For nearly 10 years, Facebook has been a traffic-driver for websites, blogs and e-commerce stores. This possible change would mean the end of the free-ride organic reach and force businesses to make a tough choice – pay up or lose your referral traffic.
The “Meta-Verified” Paywall: How It Works
The new test, which social media analysts first noticed in December 2025, places a hard limit on organic link shares. At the current test configuration, whenever a business page without Meta Verified had tried to post its third link within 30 days of time, it received a prompt to sign up.
Meta Verified for Business, which is no longer just about the blue checkmark and will cost between $14.99 and more than $400 only months later, depending on the tier.) A “utility pass” is what this move is being rebranded as. Subscribing lifts the link cap so that businesses can continue sharing as many external URLs as they’d like. This is a “limited test” which will allow paid subscribers to find out whether increasing the volume of links drives real world benefit, Meta says, but really it’s another aggressive move to try to increase recurring revenue.

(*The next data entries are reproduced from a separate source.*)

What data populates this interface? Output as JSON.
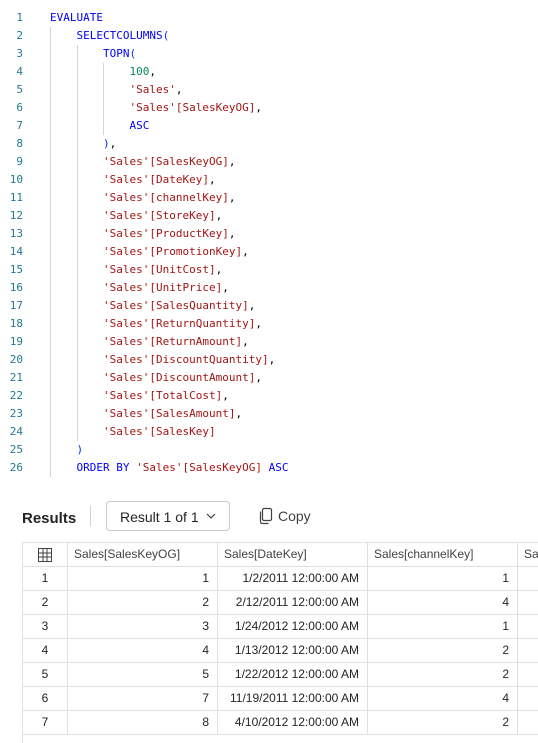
{
  "editor": {
    "lines": [
      {
        "n": "1",
        "indent": 0,
        "tokens": [
          {
            "t": "EVALUATE",
            "c": "keyword"
          }
        ]
      },
      {
        "n": "2",
        "indent": 1,
        "tokens": [
          {
            "t": "SELECTCOLUMNS",
            "c": "func"
          },
          {
            "t": "(",
            "c": "punct"
          }
        ]
      },
      {
        "n": "3",
        "indent": 2,
        "tokens": [
          {
            "t": "TOPN",
            "c": "func"
          },
          {
            "t": "(",
            "c": "punct"
          }
        ]
      },
      {
        "n": "4",
        "indent": 3,
        "tokens": [
          {
            "t": "100",
            "c": "number"
          },
          {
            "t": ",",
            "c": "plain"
          }
        ]
      },
      {
        "n": "5",
        "indent": 3,
        "tokens": [
          {
            "t": "'Sales'",
            "c": "string"
          },
          {
            "t": ",",
            "c": "plain"
          }
        ]
      },
      {
        "n": "6",
        "indent": 3,
        "tokens": [
          {
            "t": "'Sales'[SalesKeyOG]",
            "c": "column"
          },
          {
            "t": ",",
            "c": "plain"
          }
        ]
      },
      {
        "n": "7",
        "indent": 3,
        "tokens": [
          {
            "t": "ASC",
            "c": "keyword"
          }
        ]
      },
      {
        "n": "8",
        "indent": 2,
        "tokens": [
          {
            "t": ")",
            "c": "punct"
          },
          {
            "t": ",",
            "c": "plain"
          }
        ]
      },
      {
        "n": "9",
        "indent": 2,
        "tokens": [
          {
            "t": "'Sales'[SalesKeyOG]",
            "c": "column"
          },
          {
            "t": ",",
            "c": "plain"
          }
        ]
      },
      {
        "n": "10",
        "indent": 2,
        "tokens": [
          {
            "t": "'Sales'[DateKey]",
            "c": "column"
          },
          {
            "t": ",",
            "c": "plain"
          }
        ]
      },
      {
        "n": "11",
        "indent": 2,
        "tokens": [
          {
            "t": "'Sales'[channelKey]",
            "c": "column"
          },
          {
            "t": ",",
            "c": "plain"
          }
        ]
      },
      {
        "n": "12",
        "indent": 2,
        "tokens": [
          {
            "t": "'Sales'[StoreKey]",
            "c": "column"
          },
          {
            "t": ",",
            "c": "plain"
          }
        ]
      },
      {
        "n": "13",
        "indent": 2,
        "tokens": [
          {
            "t": "'Sales'[ProductKey]",
            "c": "column"
          },
          {
            "t": ",",
            "c": "plain"
          }
        ]
      },
      {
        "n": "14",
        "indent": 2,
        "tokens": [
          {
            "t": "'Sales'[PromotionKey]",
            "c": "column"
          },
          {
            "t": ",",
            "c": "plain"
          }
        ]
      },
      {
        "n": "15",
        "indent": 2,
        "tokens": [
          {
            "t": "'Sales'[UnitCost]",
            "c": "column"
          },
          {
            "t": ",",
            "c": "plain"
          }
        ]
      },
      {
        "n": "16",
        "indent": 2,
        "tokens": [
          {
            "t": "'Sales'[UnitPrice]",
            "c": "column"
          },
          {
            "t": ",",
            "c": "plain"
          }
        ]
      },
      {
        "n": "17",
        "indent": 2,
        "tokens": [
          {
            "t": "'Sales'[SalesQuantity]",
            "c": "column"
          },
          {
            "t": ",",
            "c": "plain"
          }
        ]
      },
      {
        "n": "18",
        "indent": 2,
        "tokens": [
          {
            "t": "'Sales'[ReturnQuantity]",
            "c": "column"
          },
          {
            "t": ",",
            "c": "plain"
          }
        ]
      },
      {
        "n": "19",
        "indent": 2,
        "tokens": [
          {
            "t": "'Sales'[ReturnAmount]",
            "c": "column"
          },
          {
            "t": ",",
            "c": "plain"
          }
        ]
      },
      {
        "n": "20",
        "indent": 2,
        "tokens": [
          {
            "t": "'Sales'[DiscountQuantity]",
            "c": "column"
          },
          {
            "t": ",",
            "c": "plain"
          }
        ]
      },
      {
        "n": "21",
        "indent": 2,
        "tokens": [
          {
            "t": "'Sales'[DiscountAmount]",
            "c": "column"
          },
          {
            "t": ",",
            "c": "plain"
          }
        ]
      },
      {
        "n": "22",
        "indent": 2,
        "tokens": [
          {
            "t": "'Sales'[TotalCost]",
            "c": "column"
          },
          {
            "t": ",",
            "c": "plain"
          }
        ]
      },
      {
        "n": "23",
        "indent": 2,
        "tokens": [
          {
            "t": "'Sales'[SalesAmount]",
            "c": "column"
          },
          {
            "t": ",",
            "c": "plain"
          }
        ]
      },
      {
        "n": "24",
        "indent": 2,
        "tokens": [
          {
            "t": "'Sales'[SalesKey]",
            "c": "column"
          }
        ]
      },
      {
        "n": "25",
        "indent": 1,
        "tokens": [
          {
            "t": ")",
            "c": "punct"
          }
        ]
      },
      {
        "n": "26",
        "indent": 1,
        "tokens": [
          {
            "t": "ORDER BY ",
            "c": "keyword"
          },
          {
            "t": "'Sales'[SalesKeyOG]",
            "c": "column"
          },
          {
            "t": " ASC",
            "c": "keyword"
          }
        ]
      }
    ]
  },
  "results": {
    "title": "Results",
    "selector_label": "Result 1 of 1",
    "copy_label": "Copy"
  },
  "grid": {
    "columns": [
      "Sales[SalesKeyOG]",
      "Sales[DateKey]",
      "Sales[channelKey]",
      "Sal"
    ],
    "rows": [
      [
        "1",
        "1",
        "1/2/2011 12:00:00 AM",
        "1"
      ],
      [
        "2",
        "2",
        "2/12/2011 12:00:00 AM",
        "4"
      ],
      [
        "3",
        "3",
        "1/24/2012 12:00:00 AM",
        "1"
      ],
      [
        "4",
        "4",
        "1/13/2012 12:00:00 AM",
        "2"
      ],
      [
        "5",
        "5",
        "1/22/2012 12:00:00 AM",
        "2"
      ],
      [
        "6",
        "7",
        "11/19/2011 12:00:00 AM",
        "4"
      ],
      [
        "7",
        "8",
        "4/10/2012 12:00:00 AM",
        "2"
      ]
    ]
  },
  "colors": {
    "keyword": "#0000ff",
    "string": "#a31515",
    "number": "#098658",
    "line_number": "#237893"
  }
}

Why Meta is after Outbound Links?
From Meta’s end, though, outbound links have always been something of a double-edged sword. And while they provide value to companies, they prompt users to leave the platform — something that goes against Meta’s algorithm.
User Retention: internal numbers indicate that more than 98% of feed views are derived from posts with no links. By censoring links, Meta maintains its “walled garden” (Reels, Stories and Threads).

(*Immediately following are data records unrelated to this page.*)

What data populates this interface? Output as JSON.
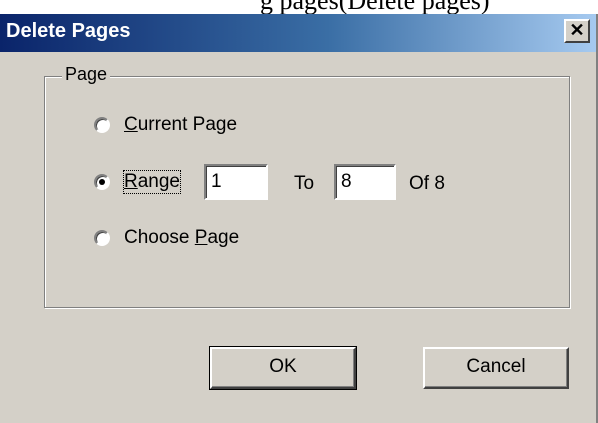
{
  "top_caption": "g pages(Delete pages)",
  "window": {
    "title": "Delete Pages",
    "close_glyph": "✕"
  },
  "group": {
    "label": "Page"
  },
  "options": {
    "current_page": {
      "label": "Current Page",
      "accel": "C",
      "rest": "urrent Page",
      "checked": false
    },
    "range": {
      "label": "Range",
      "accel": "R",
      "rest": "ange",
      "checked": true
    },
    "choose_page": {
      "label": "Choose Page",
      "prefix": "Choose ",
      "accel": "P",
      "rest": "age",
      "checked": false
    }
  },
  "range_fields": {
    "from_value": "1",
    "to_label": "To",
    "to_value": "8",
    "of_label": "Of 8"
  },
  "buttons": {
    "ok_label": "OK",
    "cancel_label": "Cancel"
  }
}
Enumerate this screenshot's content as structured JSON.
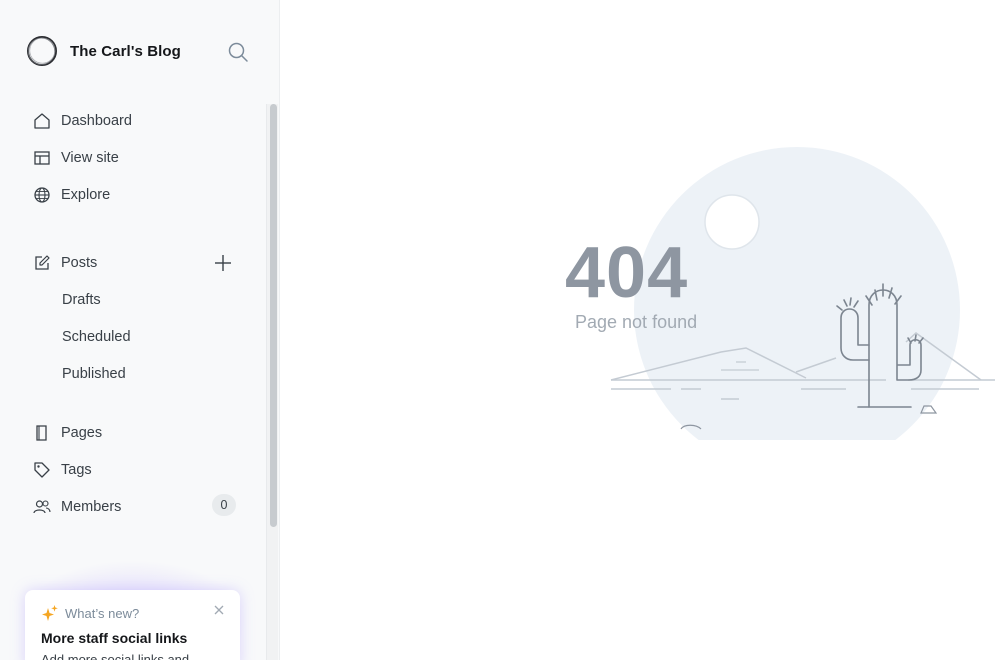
{
  "sidebar": {
    "site_title": "The Carl's Blog",
    "nav": {
      "dashboard": "Dashboard",
      "view_site": "View site",
      "explore": "Explore"
    },
    "posts": {
      "label": "Posts",
      "sub": {
        "drafts": "Drafts",
        "scheduled": "Scheduled",
        "published": "Published"
      }
    },
    "pages": "Pages",
    "tags": "Tags",
    "members": {
      "label": "Members",
      "count": "0"
    },
    "whats_new": {
      "kicker": "What’s new?",
      "title": "More staff social links",
      "body": "Add more social links and"
    }
  },
  "main": {
    "error_code": "404",
    "error_message": "Page not found"
  },
  "colors": {
    "sidebar_bg": "#f8f9fa",
    "text": "#394047",
    "error_code": "#8e96a1",
    "sparkle": "#f5a623",
    "illustration_circle": "#edf2f7"
  },
  "icons": [
    "search-icon",
    "home-icon",
    "layout-icon",
    "globe-icon",
    "edit-icon",
    "plus-icon",
    "page-icon",
    "tag-icon",
    "members-icon",
    "sparkle-icon",
    "close-icon"
  ]
}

Spam Prevention: The company states that a paywall will be priced out “link-spammers” and low-quality content farms who spam the feed with clickbait.
Slower Ad Growth: As Legacy ad growth levels off Meta is focusing on Subscription “SaaS” to even out quarterly profits.
Survival Tips for Social Media Managers
If this trial test becomes part of the global reality in 2026, then all the social media marketing books out there will risk to be throw out the window overnight. Marketers are already experimenting with workarounds to get around the “two-link limit.”
The most effective method used in recent times happens to be the “Link In First Comment” method. By burning the post-boosting label, CTR-striving brands are authoring high-value “native content” posts (image or video), dropping it into their feed with a description and then pasting the destination URL in the post comments section. Others are switching completely to Meta-native shops, which allow them to sell items directly on the platform and avoid the penalty for an outbound link.
Is the Open Web Under Threat?
Criticssay this is another step toward undermining the “open web.” Meta’s move is tantamount to levying a tax on the ability to share a URL, essentially charging for the basic function of information exchange. It’s the small businesses and non-profits that can’t afford a $15 to $50 a month subscription fee that are going to lose out on visibility.
But for those willing to pay, the payoff might be a “cleaner” feed with less spammer interference. Whether all of this is a good trade-off probably sits somewhere in the multibillion-dollar question for 2026.